Roshdul Qiblat yang akan terjadi pada Jumat (27/5) mengingatkan kembali betapa penting peran Ka’bah di Masjidil Haram sebagai lambang penyatu umat Islam. Peran Ka’bah sebagai satu-satunya arah dalam Shalat membuat umat Islam harus menyingkirkan ego sektoralnya saat menunaikan shalat.
Hanya, tahukah Anda jika ternyata Ka’bah kemungkinan bukan sekadar penyatu umat Islam, tetapi juga menjadi pusat dari bumi? Dikutip dari artikel Harian Republika, Mukjizat Ka’bah yang ditulis Okrisal Eka Putra, The Egyptian Scholar of the Sun and Space Reserch Center yang berpusat di Kairo memublikasikan hasil penelitian Prof Hussain Kamel yang menemukan sebuah fakta bahwa Makkah adalah pusat bumi. Dalam penelitiannya, ia menyimpulkan kedudukan Makkah betul-betul berada di tengah-tengah dataran bumi.
Awal penelitiannya hanya untuk mengetahui arah kiblat di kota-kota besar dunia dengan menggunakan perkiraan matematika dan kaidah yang disebut “spherical triangle” ia mulai menggambar suatu lingkaran dengan Makkah sebuah titik pusatnya, dan garis luar lingkaran adalah benua-benuanya. Dia dibantu dengan topografi tahun 90-an yang telah menjadi teori yang mapan bahwa secara ilmiah lempengan-lempengan bumi terbentuk selama usia geologi yang panjang, bergerak secara teratur di sekitar lempengan Arab.
Lempengan-lempengan itu secara terus-menerus memusat ke arah Makkah. Berdasarkan hasil penelitian ini, Arab Saudi meresponsnya dengan memulai proyek besar untuk mengganti rujukan waktu dunia dari GMT (Greenwich Mean Time) menjadi Makkah Mukarromah Time ( MMT). Dengan demikian, Kota Makkah bukan hanya sekadar arah kiblat, tetapi juga sebagai pusat koordinasi hitungan waktu. Jika waktu MMT ini diterapkan, akan memudahkan bagi setiap Muslim untuk mengetahui waktu shalat.
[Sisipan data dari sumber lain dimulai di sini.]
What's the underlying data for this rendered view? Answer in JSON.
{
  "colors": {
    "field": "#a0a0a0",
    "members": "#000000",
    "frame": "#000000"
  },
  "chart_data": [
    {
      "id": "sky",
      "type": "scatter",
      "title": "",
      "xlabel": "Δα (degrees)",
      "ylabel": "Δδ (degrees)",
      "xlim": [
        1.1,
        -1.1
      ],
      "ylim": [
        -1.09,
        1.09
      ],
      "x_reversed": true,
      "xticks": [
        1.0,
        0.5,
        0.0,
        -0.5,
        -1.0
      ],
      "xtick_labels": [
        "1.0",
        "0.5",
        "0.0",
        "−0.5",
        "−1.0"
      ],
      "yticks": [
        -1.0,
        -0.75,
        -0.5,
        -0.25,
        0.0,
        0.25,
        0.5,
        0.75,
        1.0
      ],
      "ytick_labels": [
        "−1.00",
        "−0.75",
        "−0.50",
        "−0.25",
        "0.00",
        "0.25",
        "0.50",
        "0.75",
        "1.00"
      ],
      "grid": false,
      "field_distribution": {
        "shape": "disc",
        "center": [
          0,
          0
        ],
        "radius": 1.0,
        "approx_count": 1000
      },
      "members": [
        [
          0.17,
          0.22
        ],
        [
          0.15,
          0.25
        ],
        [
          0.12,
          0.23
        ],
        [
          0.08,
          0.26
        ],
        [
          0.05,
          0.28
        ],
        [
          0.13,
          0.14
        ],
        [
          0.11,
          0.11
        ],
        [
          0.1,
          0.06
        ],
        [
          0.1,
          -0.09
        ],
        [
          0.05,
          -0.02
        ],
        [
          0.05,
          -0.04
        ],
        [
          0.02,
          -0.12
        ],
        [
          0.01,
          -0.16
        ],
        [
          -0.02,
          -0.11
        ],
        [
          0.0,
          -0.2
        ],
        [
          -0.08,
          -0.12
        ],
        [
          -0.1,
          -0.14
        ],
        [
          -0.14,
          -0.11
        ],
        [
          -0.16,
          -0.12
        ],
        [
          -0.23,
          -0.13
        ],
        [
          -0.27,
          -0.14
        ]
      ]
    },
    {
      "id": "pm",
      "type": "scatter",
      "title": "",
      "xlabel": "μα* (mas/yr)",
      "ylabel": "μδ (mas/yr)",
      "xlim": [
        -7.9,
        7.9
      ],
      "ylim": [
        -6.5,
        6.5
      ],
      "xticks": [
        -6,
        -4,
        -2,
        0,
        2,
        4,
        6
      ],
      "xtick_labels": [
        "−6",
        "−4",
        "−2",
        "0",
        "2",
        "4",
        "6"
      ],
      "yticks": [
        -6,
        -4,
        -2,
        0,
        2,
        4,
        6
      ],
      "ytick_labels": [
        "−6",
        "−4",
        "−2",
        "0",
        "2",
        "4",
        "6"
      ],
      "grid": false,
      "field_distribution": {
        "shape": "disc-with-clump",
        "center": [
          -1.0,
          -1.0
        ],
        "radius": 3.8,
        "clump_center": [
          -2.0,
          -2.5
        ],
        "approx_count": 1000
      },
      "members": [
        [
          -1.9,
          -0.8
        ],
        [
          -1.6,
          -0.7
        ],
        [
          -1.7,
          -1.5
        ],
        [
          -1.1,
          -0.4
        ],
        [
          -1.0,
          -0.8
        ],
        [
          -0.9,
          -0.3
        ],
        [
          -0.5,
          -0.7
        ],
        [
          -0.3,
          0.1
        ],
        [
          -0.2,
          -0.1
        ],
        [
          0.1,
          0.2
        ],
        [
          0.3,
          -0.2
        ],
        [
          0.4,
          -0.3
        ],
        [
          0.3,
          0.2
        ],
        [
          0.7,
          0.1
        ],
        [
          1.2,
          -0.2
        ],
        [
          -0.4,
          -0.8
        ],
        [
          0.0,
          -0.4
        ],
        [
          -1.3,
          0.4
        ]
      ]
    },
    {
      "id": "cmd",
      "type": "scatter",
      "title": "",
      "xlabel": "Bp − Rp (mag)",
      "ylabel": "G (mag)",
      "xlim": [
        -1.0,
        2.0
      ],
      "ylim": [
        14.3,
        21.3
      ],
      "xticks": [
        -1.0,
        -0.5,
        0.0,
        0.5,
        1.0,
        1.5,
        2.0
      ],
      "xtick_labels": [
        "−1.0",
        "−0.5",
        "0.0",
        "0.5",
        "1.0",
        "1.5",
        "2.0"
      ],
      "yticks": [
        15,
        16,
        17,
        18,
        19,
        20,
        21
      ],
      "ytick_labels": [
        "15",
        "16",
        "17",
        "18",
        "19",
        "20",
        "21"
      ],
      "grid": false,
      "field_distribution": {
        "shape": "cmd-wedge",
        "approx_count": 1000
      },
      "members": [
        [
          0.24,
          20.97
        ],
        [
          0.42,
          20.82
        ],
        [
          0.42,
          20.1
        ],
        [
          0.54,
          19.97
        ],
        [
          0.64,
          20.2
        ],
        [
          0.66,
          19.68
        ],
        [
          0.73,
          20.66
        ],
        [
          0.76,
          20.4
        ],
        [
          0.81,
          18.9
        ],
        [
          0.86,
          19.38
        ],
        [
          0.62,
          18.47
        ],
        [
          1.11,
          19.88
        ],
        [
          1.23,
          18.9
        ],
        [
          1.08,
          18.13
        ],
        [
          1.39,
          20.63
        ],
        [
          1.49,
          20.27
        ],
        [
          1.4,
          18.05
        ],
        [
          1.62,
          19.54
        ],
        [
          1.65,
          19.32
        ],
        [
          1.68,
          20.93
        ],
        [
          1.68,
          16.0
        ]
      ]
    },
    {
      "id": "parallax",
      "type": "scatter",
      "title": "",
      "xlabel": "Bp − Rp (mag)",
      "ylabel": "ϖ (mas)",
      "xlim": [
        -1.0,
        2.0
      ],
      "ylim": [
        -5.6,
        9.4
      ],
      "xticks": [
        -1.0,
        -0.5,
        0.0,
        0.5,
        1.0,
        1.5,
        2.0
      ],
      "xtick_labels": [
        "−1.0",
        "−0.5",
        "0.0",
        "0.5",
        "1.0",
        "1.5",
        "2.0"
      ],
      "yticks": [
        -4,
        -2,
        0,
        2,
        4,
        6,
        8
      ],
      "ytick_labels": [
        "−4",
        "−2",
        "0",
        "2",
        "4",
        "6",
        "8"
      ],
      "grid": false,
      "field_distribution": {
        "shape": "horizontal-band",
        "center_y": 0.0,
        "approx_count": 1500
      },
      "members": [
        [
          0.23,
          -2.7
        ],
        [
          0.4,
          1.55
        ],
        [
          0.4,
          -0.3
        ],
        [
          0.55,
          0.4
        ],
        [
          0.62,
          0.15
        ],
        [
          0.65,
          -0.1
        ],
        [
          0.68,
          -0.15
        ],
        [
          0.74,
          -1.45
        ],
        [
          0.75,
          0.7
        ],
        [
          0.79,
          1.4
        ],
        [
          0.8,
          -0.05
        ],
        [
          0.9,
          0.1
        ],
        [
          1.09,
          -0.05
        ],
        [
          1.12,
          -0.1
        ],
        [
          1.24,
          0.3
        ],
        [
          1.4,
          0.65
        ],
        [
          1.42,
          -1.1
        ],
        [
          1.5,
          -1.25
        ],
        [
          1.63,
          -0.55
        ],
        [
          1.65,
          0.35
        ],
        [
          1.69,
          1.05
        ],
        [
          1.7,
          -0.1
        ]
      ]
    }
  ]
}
Bagi umat Islam, menghadap kiblat merupakan syarat sah shalat karena adanya perintah dalam Alquran surah Albaqarah ayat 144-149. Kesepakatan ini berlaku pada shalat fardu (wajib) dalam keadaan aman. Ketika dalam keadaan tidak aman dan menakutkan (seperti dalam keadaan perang) atau orang yang sedang dalam perjalanan di atas kendaraan, boleh setelah awalnya menghadapkiblat, selanjutnya mengikuti arah tujuan kendaraan.
Kalau kita berada di Masjidil Haram dan dekat dengan Ka’bah, ulama mengharuskan kita menghadap secara tepat ke bangunan Ka’bah. Dan, kalau kita berada di dalam Ka’bah, kita boleh menghadap ke mana saja kecuali ke arah pintu Ka’bah (menghadap keluar). Ini yang dicontohkan Rasulullah ketika beliau shalat di dalam Ka’bah, beliau diriwayatkan berjalan ke arah dinding dan shalat dua rakaat.